Un des rejetons de ta race chérie,

Des marches de ton trône au tombeau descendu,

Te porte, en expirant, les vœux de ta patrie,

Et les gémissements de ton peuple éperdu.

 

Lorsque la Mort sur lui devait sa faux tranchante,

On vit de citoyens une foule tremblante

Entourer ta statue et la baigner de pleurs ;

C’était là leur autel, et, dans tous nos malheurs,

On t’implore aujourd’hui comme un dieu tutélaire.

* La fille qui naquit aux chaumes de Nanterre,

* Pieusement célèbre en des temps ténébreux,

* N’entend point nos regrets, n’exauce point nos vœux,

* De l’empire français n’est point la protectrice.

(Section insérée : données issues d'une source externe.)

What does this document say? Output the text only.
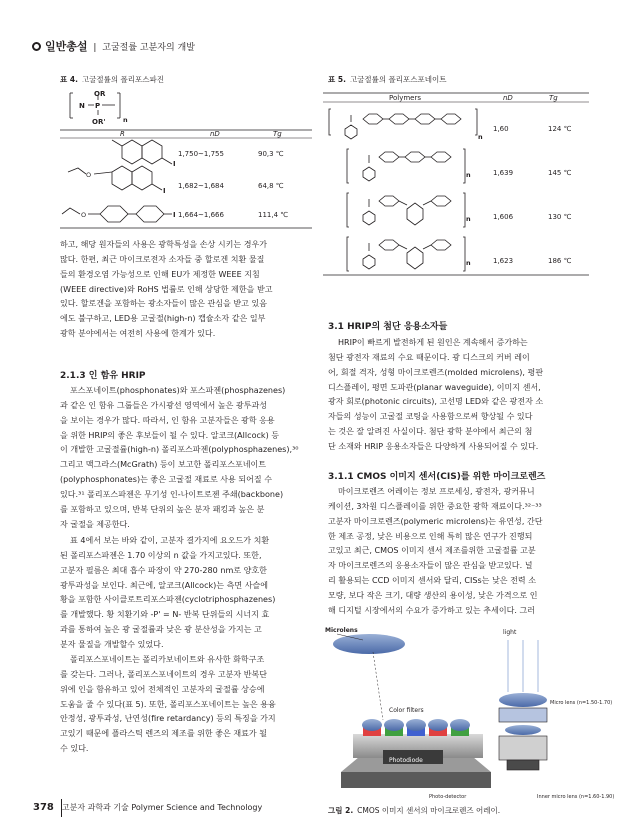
일반총설 | 고굴절률 고분자의 개발
표 4. 고굴절률의 폴리포스파진
OR
N P
n
OR'
R	nD	Tg
I
1,750~1,755	90,3 ℃
O
I
1,682~1,684	64,8 ℃
O	I 1,664~1,666	111,4 ℃
표 5. 고굴절률의 폴리포스포네이트
Polymers	nD	Tg
n
1,60	124 ℃
n	1,639	145 ℃
n	1,606	130 ℃
n	1,623	186 ℃
하고, 해당 원자들의 사용은 광학특성을 손상 시키는 경우가
많다. 한편, 최근 마이크로전자 소자들 중 할로겐 치환 물질
들의 환경오염 가능성으로 인해 EU가 제정한 WEEE 지침
(WEEE directive)와 RoHS 법률로 인해 상당한 제한을 받고
있다. 할로겐을 포함하는 광소자들이 많은 관심을 받고 있음
에도 불구하고, LED용 고굴절(high-n) 캡슐소자 같은 일부
광학 분야에서는 여전히 사용에 한계가 있다.
2.1.3 인 함유 HRIP
포스포네이트(phosphonates)와 포스파젠(phosphazenes)
과 같은 인 함유 그룹들은 가시광선 영역에서 높은 광투과성
을 보이는 경우가 많다. 따라서, 인 함유 고분자들은 광학 응용
을 위한 HRIP의 좋은 후보들이 될 수 있다. 알코크(Allcock) 등
이 개발한 고굴절률(high-n) 폴리포스파젠(polyphosphazenes),³⁰
그리고 맥그라스(McGrath) 등이 보고한 폴리포스포네이트
(polyphosphonates)는 좋은 고굴절 재료로 사용 되어질 수
있다.³¹ 폴리포스파젠은 무기성 인-나이트로젠 주쇄(backbone)
를 포함하고 있으며, 반복 단위의 높은 분자 패킹과 높은 분
자 굴절을 제공한다.
표 4에서 보는 바와 같이, 고분자 결가지에 요오드가 치환
된 폴리포스파젠은 1.70 이상의 n 값을 가지고있다. 또한,
고분자 필름은 최대 흡수 파장이 약 270-280 nm로 양호한
광투과성을 보인다. 최근에, 알코크(Allcock)는 측면 사슬에
황을 포함한 사이클로트리포스파젠(cyclotriphosphazenes)
를 개발했다. 황 치환기와 -P' = N- 반복 단위들의 시너지 효
과를 통하여 높은 광 굴절률과 낮은 광 분산성을 가지는 고
분자 물질을 개발할수 있었다.
폴리포스포네이트는 폴리카보네이트와 유사한 화학구조
를 갖는다. 그러나, 폴리포스포네이트의 경우 고분자 반복단
위에 인을 함유하고 있어 전체적인 고분자의 굴절률 상승에
도움을 줄 수 있다(표 5). 또한, 폴리포스포네이트는 높은 용융
안정성, 광투과성, 난연성(fire retardancy) 등의 특징을 가지
고있기 때문에 플라스틱 렌즈의 제조를 위한 좋은 재료가 될
수 있다.
3.1 HRIP의 첨단 응용소자들
HRIP이 빠르게 발전하게 된 원인은 계속해서 증가하는
첨단 광전자 재료의 수요 때문이다. 광 디스크의 커버 레이
어, 회절 격자, 성형 마이크로렌즈(molded microlens), 평판
디스플레이, 평면 도파관(planar waveguide), 이미지 센서,
광자 회로(photonic circuits), 고선명 LED와 같은 광전자 소
자들의 성능이 고굴절 코팅을 사용함으로써 향상될 수 있다
는 것은 잘 알려진 사실이다. 첨단 광학 분야에서 최근의 첨
단 소재와 HRIP 응용소자들은 다양하게 사용되어질 수 있다.
3.1.1 CMOS 이미지 센서(CIS)를 위한 마이크로렌즈
마이크로렌즈 어레이는 정보 프로세싱, 광전자, 광커뮤니
케이션, 3차원 디스플레이를 위한 중요한 광학 재료이다.³²⁻³³
고분자 마이크로렌즈(polymeric microlens)는 유연성, 간단
한 제조 공정, 낮은 비용으로 인해 특히 많은 연구가 진행되
고있고 최근, CMOS 이미지 센서 제조를위한 고굴절률 고분
자 마이크로렌즈의 응용소자들이 많은 관심을 받고있다. 널
리 활용되는 CCD 이미지 센서와 달리, CISs는 낮은 전력 소
모량, 보다 작은 크기, 대량 생산의 용이성, 낮은 가격으로 인
해 디지털 시장에서의 수요가 증가하고 있는 추세이다. 그러
Microlens
Color filters
Photodiode
light
Micro lens (n=1.50-1.70)
Photo-detector	Inner micro lens (n=1.60-1.90)
그림 2. CMOS 이미지 센서의 마이크로렌즈 어레이.
378 고분자 과학과 기술 Polymer Science and Technology
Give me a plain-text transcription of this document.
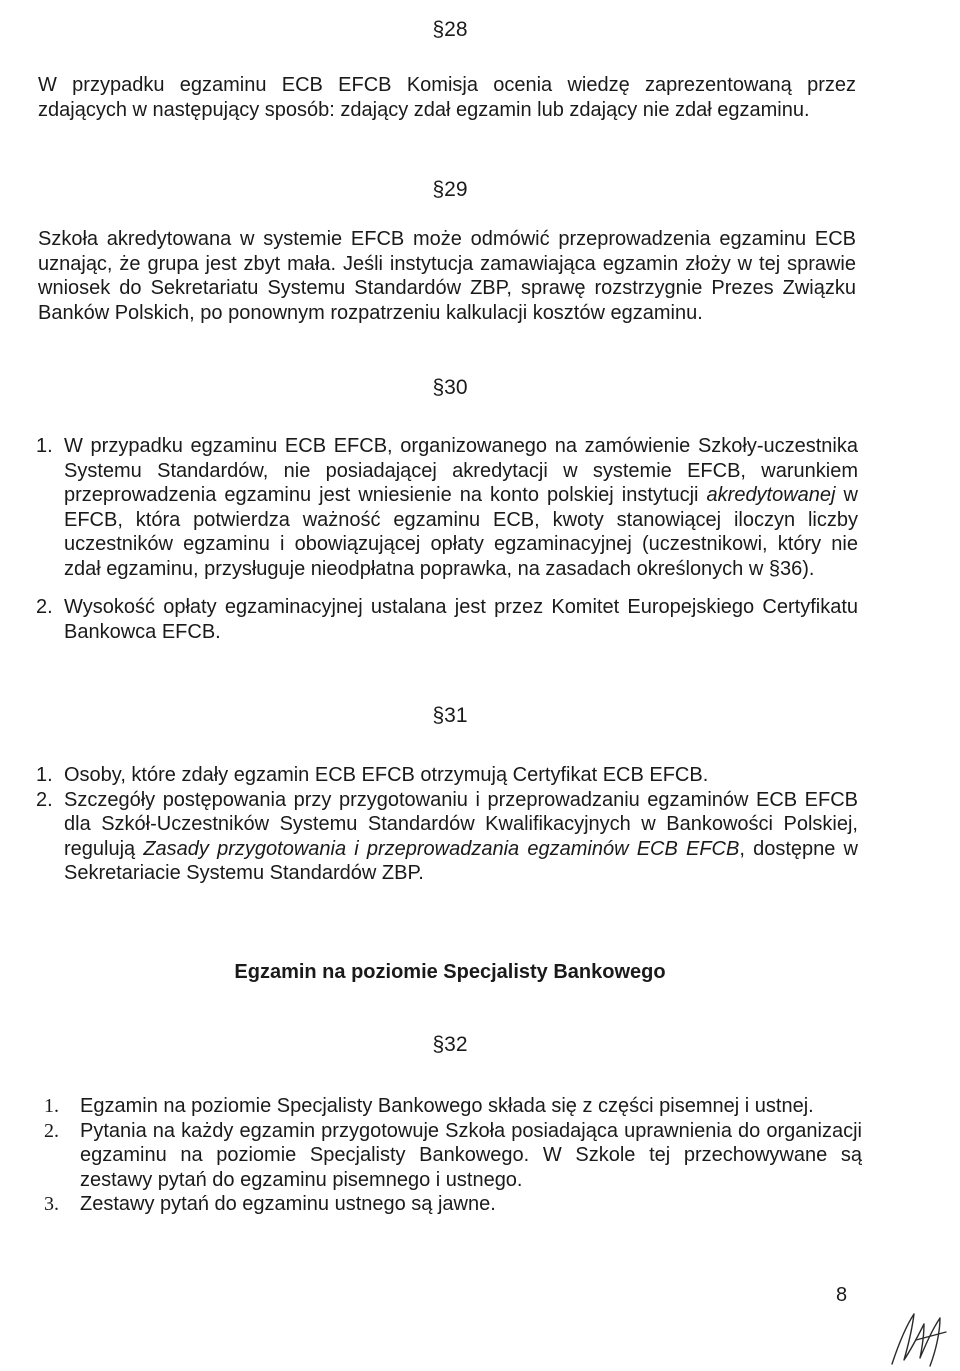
§28
W przypadku egzaminu ECB EFCB Komisja ocenia wiedzę zaprezentowaną przez zdających w następujący sposób: zdający zdał egzamin lub zdający nie zdał egzaminu.
§29
Szkoła akredytowana w systemie EFCB może odmówić przeprowadzenia egzaminu ECB uznając, że grupa jest zbyt mała. Jeśli instytucja zamawiająca egzamin złoży w tej sprawie wniosek do Sekretariatu Systemu Standardów ZBP, sprawę rozstrzygnie Prezes Związku Banków Polskich, po ponownym rozpatrzeniu kalkulacji kosztów egzaminu.
§30
1. W przypadku egzaminu ECB EFCB, organizowanego na zamówienie Szkoły-uczestnika Systemu Standardów, nie posiadającej akredytacji w systemie EFCB, warunkiem przeprowadzenia egzaminu jest wniesienie na konto polskiej instytucji akredytowanej w EFCB, która potwierdza ważność egzaminu ECB, kwoty stanowiącej iloczyn liczby uczestników egzaminu i obowiązującej opłaty egzaminacyjnej (uczestnikowi, który nie zdał egzaminu, przysługuje nieodpłatna poprawka, na zasadach określonych w §36).
2. Wysokość opłaty egzaminacyjnej ustalana jest przez Komitet Europejskiego Certyfikatu Bankowca EFCB.
§31
1. Osoby, które zdały egzamin ECB EFCB otrzymują Certyfikat ECB EFCB.
2. Szczegóły postępowania przy przygotowaniu i przeprowadzaniu egzaminów ECB EFCB dla Szkół-Uczestników Systemu Standardów Kwalifikacyjnych w Bankowości Polskiej, regulują Zasady przygotowania i przeprowadzania egzaminów ECB EFCB, dostępne w Sekretariacie Systemu Standardów ZBP.
Egzamin na poziomie Specjalisty Bankowego
§32
1. Egzamin na poziomie Specjalisty Bankowego składa się z części pisemnej i ustnej.
2. Pytania na każdy egzamin przygotowuje Szkoła posiadająca uprawnienia do organizacji egzaminu na poziomie Specjalisty Bankowego. W Szkole tej przechowywane są zestawy pytań do egzaminu pisemnego i ustnego.
3. Zestawy pytań do egzaminu ustnego są jawne.
8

C’est toi, c’est ta valeur, ta bonté, ta justice,

Qui préside à l’Etat raffermi par tes mains.

Ce n’est qu’en t’imitant qu’on a des jours prospères ;

C’est l’encens qu’on te doit : * les Grecs et les Romains

* Invoquaient des héros, et non pas des bergères.

 

Oh ! si de mes déserts, où j’achève mes jours,

Je m’étais fait entendre au fond du sombre empire !

Si, comme au temps d’Orphée, un enfant de la lyre

De l’ordre des destins interrompait le cours !

Si ma voix … ! Mais tout cède à leur arrêt suprême :

Ni nos chants, ni nos cris, ni l’art et ses secours,

Les offrandes, les vœux, les autels, ni toi-même,

Rien ne suspend la mort. Ce monde illimité

Est l’esclave éternel de la fatalité.

A d’immuables lois Dieu soumit la nature.

 

Sur ces monts entassés, séjour de la froidure,

Au creux de ces rochers, dans ces gouffres affreux,

Je vois des animaux maigres, pâles, hideux,

Demi-nus, affamés, courbés sous l’infortune ;

Ils sont hommes pourtant : notre mère commune

A daigné prodiguer des soins aussi puissants

A pétrir de ses mains leur substance mortelle,

Et le grossier instinct qui dirige leur sens,

Qu’à former les vainqueurs de Pharsale et d’Arbelle.

Au livre des destins tous leur jours sont comptés ;

Les tiens l’étaient aussi. Ces dures vérités

Epouvantent le lâche et consolent le sage.

Tout est égal au monde : un mourant n’a point d’âge.

Le Dauphin le disait au sein de la grandeur,

Au printemps de sa vie, au comble du bonheur ;

Il l’a dit en mourant, de sa voix affaiblie,

A son fils, à son père, à la cour attendrie.

O toi ! triste témoin de son dernier moment,

Qui lis de sa vertu ce faible monument,

Ne me demande point ce qui fonda sa gloire,

Quels funestes exploits assurent sa mémoire,

Quels peuples malheureux on le vit conquérir,

Ce qu’il fit sur la terre… Il t’apprit à mourir !

 

 

 

1 – Cette pièce, qui parut en janvier 1766, fut insérée en février dans le Journal encyclopédique avec quelques suppressions que nous indiquerons par des astériques. (G.A.)